Each solver has what is called basins of attraction for each local solution. If you start the solver off in any point in one of the basins of attraction, then it will converge to essentially the "same" solution, i.e., that one associated with that basin of attraction. Not exactly of course, the convergence tolerance will be important, along with floating point arithmetic. This is a basic concept of optimizers.
Basins of attraction can be strangely shaped things, and they will not be nice, simply shaped regions. The set of basins in aggregate will fill the domain space of your objective, but they will not even be neatly shaped convex sets in general. They may have holes in them, with one basin entirely enclosed inside another. But if you can start at a point, and can move downhill in some way to a given solution along some path, then most optimzers will tend to arrive at the "same" solution from that point. Optimzers try to move basically downhill. (Actually, Nelder-Mead search tools try to move away from uphill. A subtle distinction, but not really that important here.)

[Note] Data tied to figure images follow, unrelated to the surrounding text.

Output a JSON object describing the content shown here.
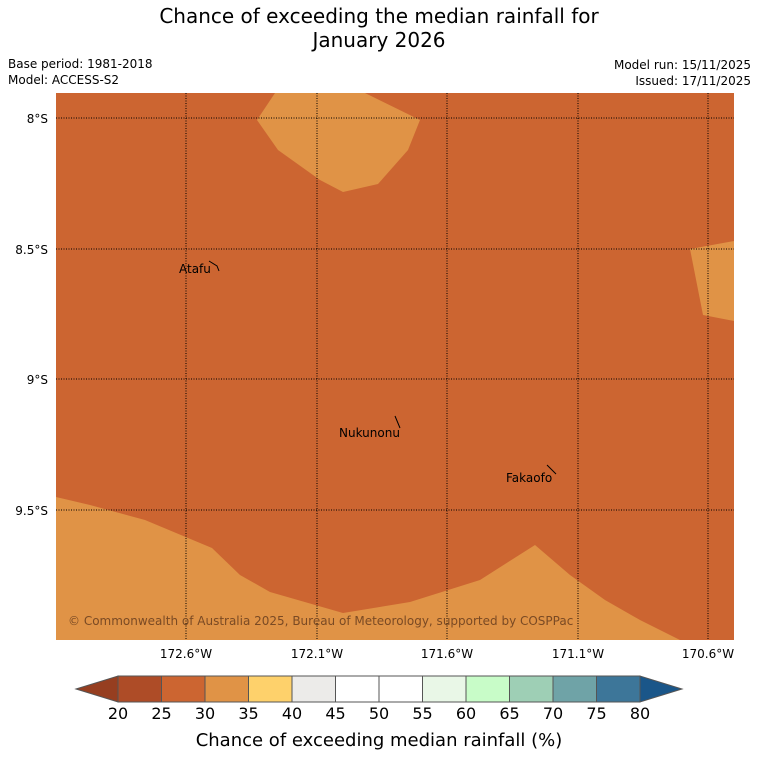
{
  "title": {
    "line1": "Chance of exceeding the median rainfall for",
    "line2": "January 2026"
  },
  "meta": {
    "base_period": "Base period: 1981-2018",
    "model": "Model: ACCESS-S2",
    "model_run": "Model run: 15/11/2025",
    "issued": "Issued: 17/11/2025"
  },
  "map": {
    "background_category": "25-30",
    "region_color": "#cc6531",
    "region_colors": {
      "25-30": "#cc6531",
      "30-35": "#e09346"
    },
    "lat_labels": [
      "8°S",
      "8.5°S",
      "9°S",
      "9.5°S"
    ],
    "lon_labels": [
      "172.6°W",
      "172.1°W",
      "171.6°W",
      "171.1°W",
      "170.6°W"
    ],
    "places": [
      "Atafu",
      "Nukunonu",
      "Fakaofo"
    ],
    "copyright": "© Commonwealth of Australia 2025, Bureau of Meteorology, supported by COSPPac"
  },
  "colorbar": {
    "ticks": [
      "20",
      "25",
      "30",
      "35",
      "40",
      "45",
      "50",
      "55",
      "60",
      "65",
      "70",
      "75",
      "80"
    ],
    "colors": [
      "#ae4c27",
      "#cc6531",
      "#e09346",
      "#fed16b",
      "#ecebe9",
      "#ffffff",
      "#ffffff",
      "#e9f7e7",
      "#c8fcc8",
      "#9ecfb5",
      "#6fa3a7",
      "#3d7699"
    ],
    "under_color": "#963e20",
    "over_color": "#1a5689",
    "label": "Chance of exceeding median rainfall (%)"
  }
}
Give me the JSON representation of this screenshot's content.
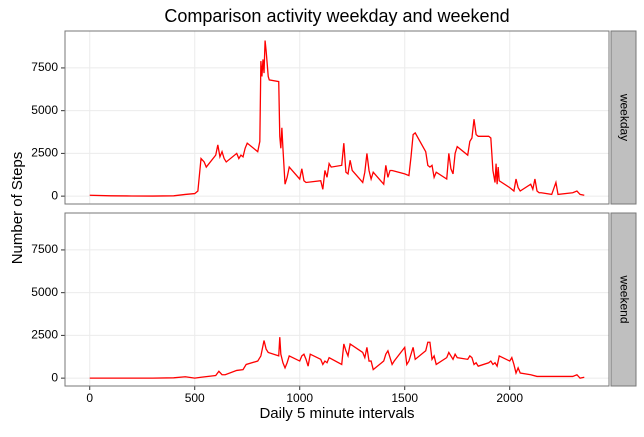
{
  "chart_data": [
    {
      "type": "line",
      "title": "Comparison activity weekday and weekend",
      "y_label": "Number of Steps",
      "panel_label": "weekday",
      "color": "#ff0000",
      "grid": true,
      "xlim": [
        -117.75,
        2472.75
      ],
      "xticks": [
        0,
        500,
        1000,
        1500,
        2000
      ],
      "ylim": [
        -460,
        9660
      ],
      "yticks": [
        0,
        2500,
        5000,
        7500
      ],
      "x": [
        0,
        100,
        200,
        300,
        400,
        455,
        500,
        515,
        530,
        545,
        555,
        600,
        610,
        620,
        630,
        640,
        650,
        700,
        710,
        720,
        730,
        740,
        750,
        800,
        810,
        815,
        820,
        825,
        830,
        835,
        840,
        850,
        855,
        900,
        905,
        910,
        915,
        920,
        930,
        940,
        950,
        1000,
        1010,
        1020,
        1030,
        1100,
        1110,
        1120,
        1130,
        1140,
        1150,
        1200,
        1210,
        1220,
        1230,
        1240,
        1250,
        1300,
        1310,
        1320,
        1330,
        1340,
        1350,
        1400,
        1410,
        1420,
        1430,
        1440,
        1500,
        1520,
        1530,
        1540,
        1550,
        1600,
        1610,
        1620,
        1630,
        1640,
        1650,
        1700,
        1710,
        1720,
        1730,
        1740,
        1750,
        1800,
        1810,
        1820,
        1830,
        1840,
        1850,
        1900,
        1910,
        1920,
        1930,
        1935,
        1940,
        1945,
        1950,
        2000,
        2020,
        2030,
        2040,
        2050,
        2100,
        2110,
        2120,
        2130,
        2140,
        2150,
        2200,
        2220,
        2230,
        2300,
        2320,
        2335,
        2355
      ],
      "values": [
        50,
        20,
        10,
        5,
        20,
        100,
        150,
        300,
        2200,
        2000,
        1700,
        2400,
        3000,
        2300,
        2600,
        2200,
        2000,
        2500,
        2200,
        2400,
        2300,
        2800,
        3100,
        2600,
        3200,
        7900,
        7000,
        8000,
        7200,
        9100,
        8500,
        7000,
        6800,
        6700,
        3500,
        2800,
        4000,
        2800,
        700,
        1100,
        1700,
        1000,
        1600,
        900,
        800,
        900,
        400,
        1500,
        1100,
        1900,
        1700,
        1800,
        3100,
        1400,
        1300,
        2100,
        1500,
        800,
        1400,
        2500,
        1500,
        1000,
        1400,
        700,
        1800,
        1100,
        1500,
        1500,
        1300,
        1200,
        2300,
        3600,
        3700,
        2600,
        1800,
        1700,
        1800,
        1100,
        1400,
        1000,
        2500,
        1600,
        1300,
        2500,
        2900,
        2400,
        3200,
        3400,
        4500,
        3600,
        3500,
        3500,
        3400,
        1500,
        800,
        1900,
        700,
        1700,
        900,
        500,
        300,
        1000,
        500,
        300,
        700,
        400,
        1000,
        300,
        200,
        200,
        100,
        800,
        100,
        200,
        300,
        100,
        50
      ]
    },
    {
      "type": "line",
      "x_label": "Daily 5 minute intervals",
      "panel_label": "weekend",
      "color": "#ff0000",
      "grid": true,
      "xlim": [
        -117.75,
        2472.75
      ],
      "xticks": [
        0,
        500,
        1000,
        1500,
        2000
      ],
      "ylim": [
        -460,
        9660
      ],
      "yticks": [
        0,
        2500,
        5000,
        7500
      ],
      "x": [
        0,
        100,
        200,
        300,
        400,
        455,
        500,
        530,
        600,
        615,
        630,
        645,
        700,
        730,
        745,
        800,
        815,
        830,
        840,
        850,
        900,
        905,
        910,
        920,
        930,
        940,
        950,
        1000,
        1010,
        1020,
        1030,
        1040,
        1050,
        1100,
        1110,
        1120,
        1130,
        1140,
        1200,
        1210,
        1220,
        1230,
        1240,
        1300,
        1310,
        1320,
        1330,
        1340,
        1350,
        1400,
        1410,
        1420,
        1430,
        1440,
        1450,
        1500,
        1510,
        1520,
        1530,
        1540,
        1550,
        1600,
        1610,
        1620,
        1630,
        1640,
        1650,
        1700,
        1710,
        1720,
        1730,
        1740,
        1750,
        1800,
        1810,
        1820,
        1830,
        1840,
        1850,
        1900,
        1910,
        1920,
        1930,
        1940,
        1950,
        2000,
        2010,
        2020,
        2030,
        2040,
        2050,
        2100,
        2130,
        2200,
        2300,
        2320,
        2335,
        2355
      ],
      "values": [
        0,
        0,
        0,
        0,
        20,
        80,
        0,
        50,
        150,
        400,
        200,
        200,
        450,
        500,
        800,
        1000,
        1300,
        2200,
        1700,
        1500,
        1300,
        2400,
        1400,
        900,
        600,
        900,
        1300,
        1000,
        1300,
        1400,
        1100,
        700,
        1400,
        1100,
        800,
        1000,
        900,
        1200,
        800,
        2000,
        1600,
        1300,
        2000,
        1500,
        1200,
        1800,
        1000,
        1000,
        500,
        1000,
        1400,
        1600,
        1200,
        800,
        1000,
        1800,
        800,
        1000,
        1400,
        1800,
        1100,
        1600,
        2100,
        2100,
        1100,
        1300,
        800,
        1200,
        1500,
        1300,
        1100,
        1400,
        1200,
        1100,
        1300,
        1200,
        800,
        900,
        700,
        900,
        1000,
        800,
        900,
        700,
        1300,
        1000,
        1200,
        800,
        300,
        600,
        300,
        200,
        100,
        100,
        100,
        200,
        0,
        50
      ]
    }
  ]
}
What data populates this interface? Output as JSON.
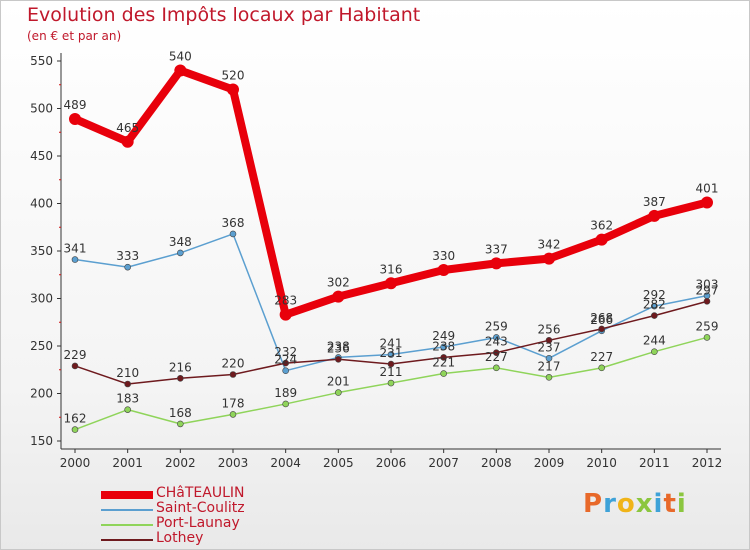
{
  "header": {
    "title": "Evolution des Impôts locaux par Habitant",
    "subtitle": "(en € et par an)"
  },
  "logo": {
    "text": "Proxiti",
    "letter_colors": [
      "#e8692a",
      "#3ea2d8",
      "#f0b418",
      "#8bc63f",
      "#3ea2d8",
      "#e8692a",
      "#8bc63f"
    ]
  },
  "chart_data": {
    "type": "line",
    "title": "Evolution des Impôts locaux par Habitant",
    "subtitle": "(en € et par an)",
    "xlabel": "",
    "ylabel": "",
    "ylim": [
      150,
      550
    ],
    "yticks": [
      150,
      200,
      250,
      300,
      350,
      400,
      450,
      500,
      550
    ],
    "grid": false,
    "legend_position": "bottom-left",
    "categories": [
      "2000",
      "2001",
      "2002",
      "2003",
      "2004",
      "2005",
      "2006",
      "2007",
      "2008",
      "2009",
      "2010",
      "2011",
      "2012"
    ],
    "series": [
      {
        "name": "CHâTEAULIN",
        "color": "#e8000b",
        "emphasis": true,
        "values": [
          489,
          465,
          540,
          520,
          283,
          302,
          316,
          330,
          337,
          342,
          362,
          387,
          401
        ],
        "labels": [
          "489",
          "465",
          "540",
          "520",
          "283",
          "302",
          "316",
          "330",
          "337",
          "342",
          "362",
          "387",
          "401"
        ]
      },
      {
        "name": "Saint-Coulitz",
        "color": "#5b9fd0",
        "values": [
          341,
          333,
          348,
          368,
          224,
          238,
          241,
          249,
          259,
          237,
          266,
          292,
          303
        ],
        "labels": [
          "341",
          "333",
          "348",
          "368",
          "224",
          "238",
          "241",
          "249",
          "259",
          "237",
          "266",
          "292",
          "303"
        ]
      },
      {
        "name": "Port-Launay",
        "color": "#8fd45a",
        "values": [
          162,
          183,
          168,
          178,
          189,
          201,
          211,
          221,
          227,
          217,
          227,
          244,
          259
        ],
        "labels": [
          "162",
          "183",
          "168",
          "178",
          "189",
          "201",
          "211",
          "221",
          "227",
          "217",
          "227",
          "244",
          "259"
        ]
      },
      {
        "name": "Lothey",
        "color": "#6e1a1e",
        "values": [
          229,
          210,
          216,
          220,
          232,
          236,
          231,
          238,
          243,
          256,
          268,
          282,
          297
        ],
        "labels": [
          "229",
          "210",
          "216",
          "220",
          "232",
          "236",
          "231",
          "238",
          "243",
          "256",
          "268",
          "282",
          "297"
        ]
      }
    ]
  }
}
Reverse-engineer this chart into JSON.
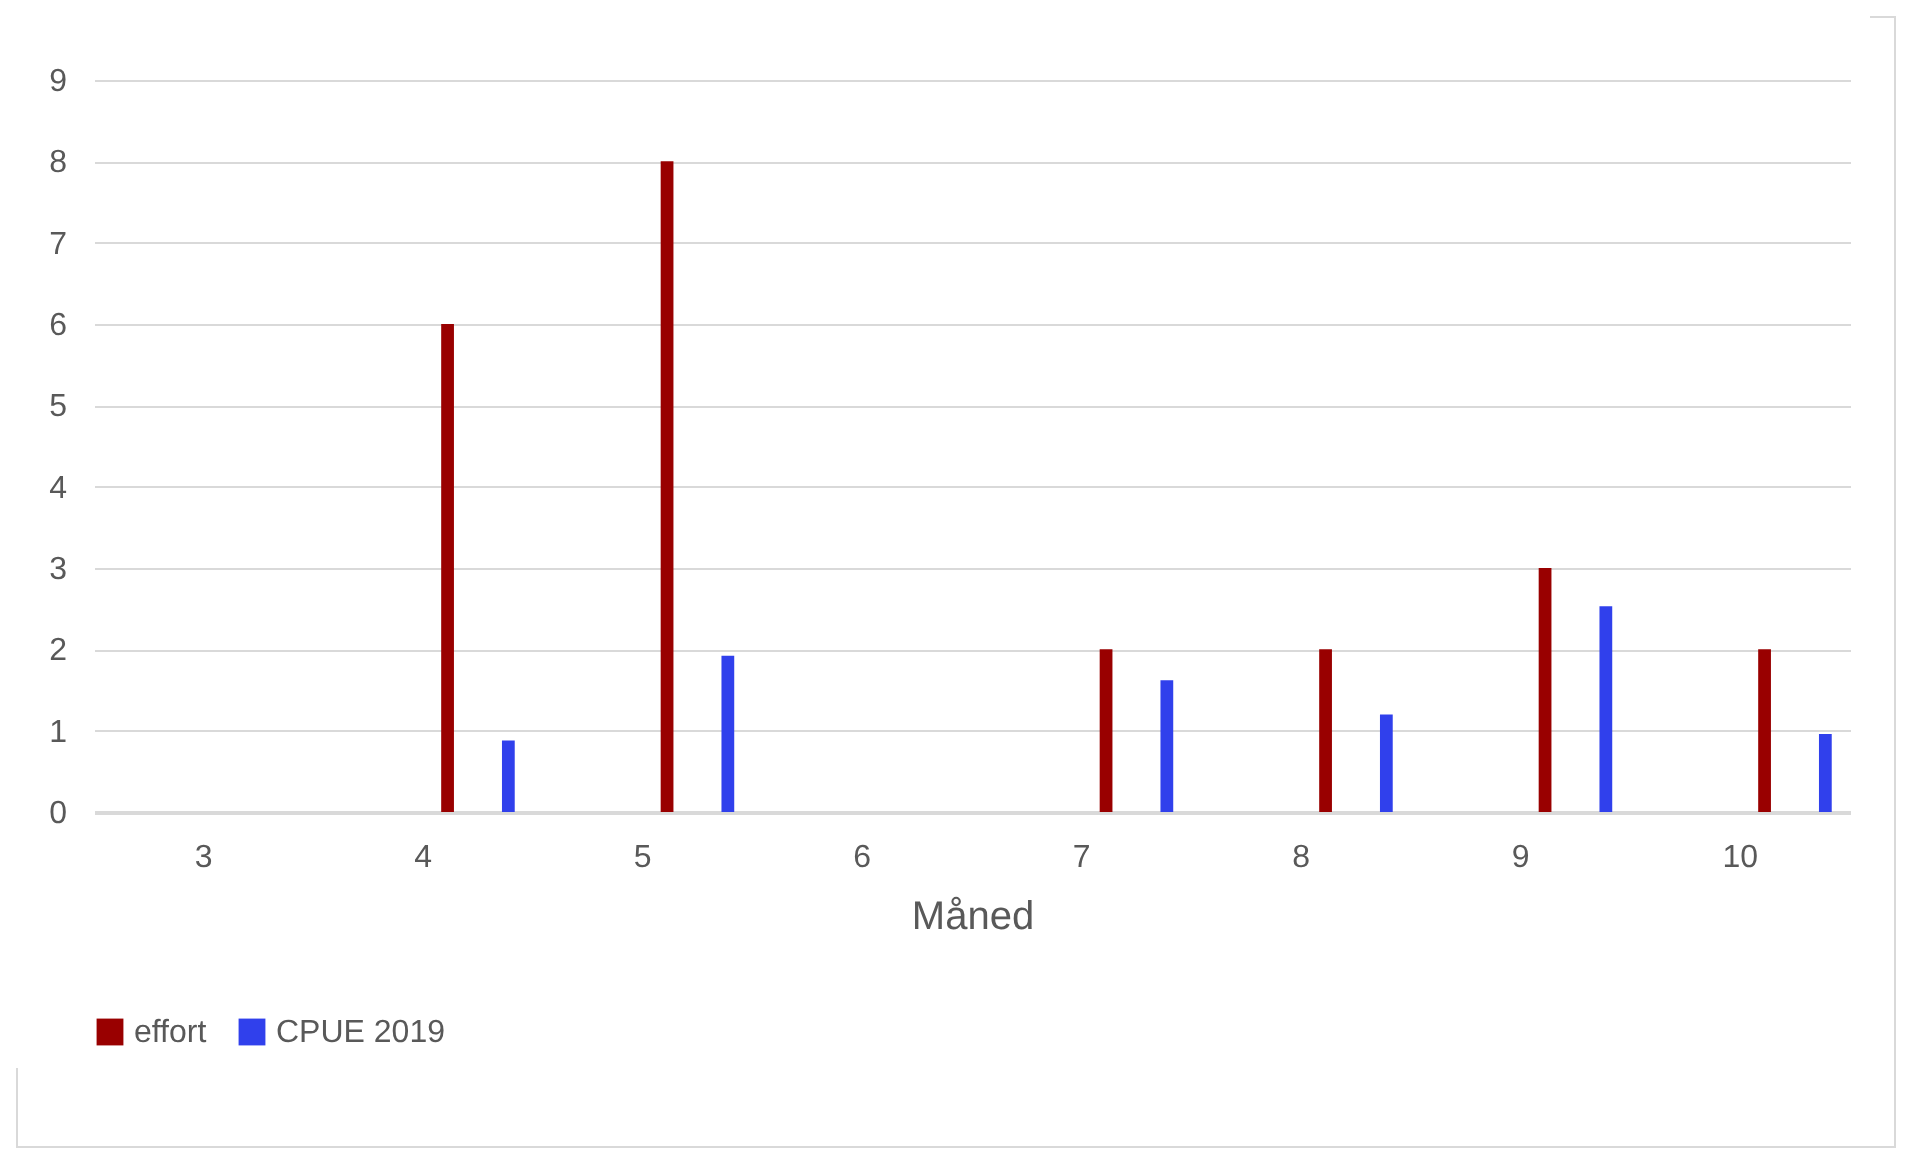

There is no reson to assume that the basins of attraction are identical for each different solver. So if I start in the same point for each solver, I might get different answers, expecially if I start near the boundary of one of the basins. But it is probably a decent assumption that the basins are pretty similar in size and shape for most objectives, unless your objective function is something truly nasty looking.
So IF that last assumption is reasonably valid, then the same number of uniformly random start points for two different optimizers should result in ROUGHLY the same probability that you will find the global optimizer in the end.
So, no, you should not need MANY more random starts for any one method, but without extensively mapping the domain space for a specific objective, you cannot be positive what will happen. More random starts cannot hurt. And, again, the shape of that surface will be important, because that impacts the shape of the respective basins of attraction. Different optimization tool can be very different in speed of course, in the number of function evals needed to reach any given solution.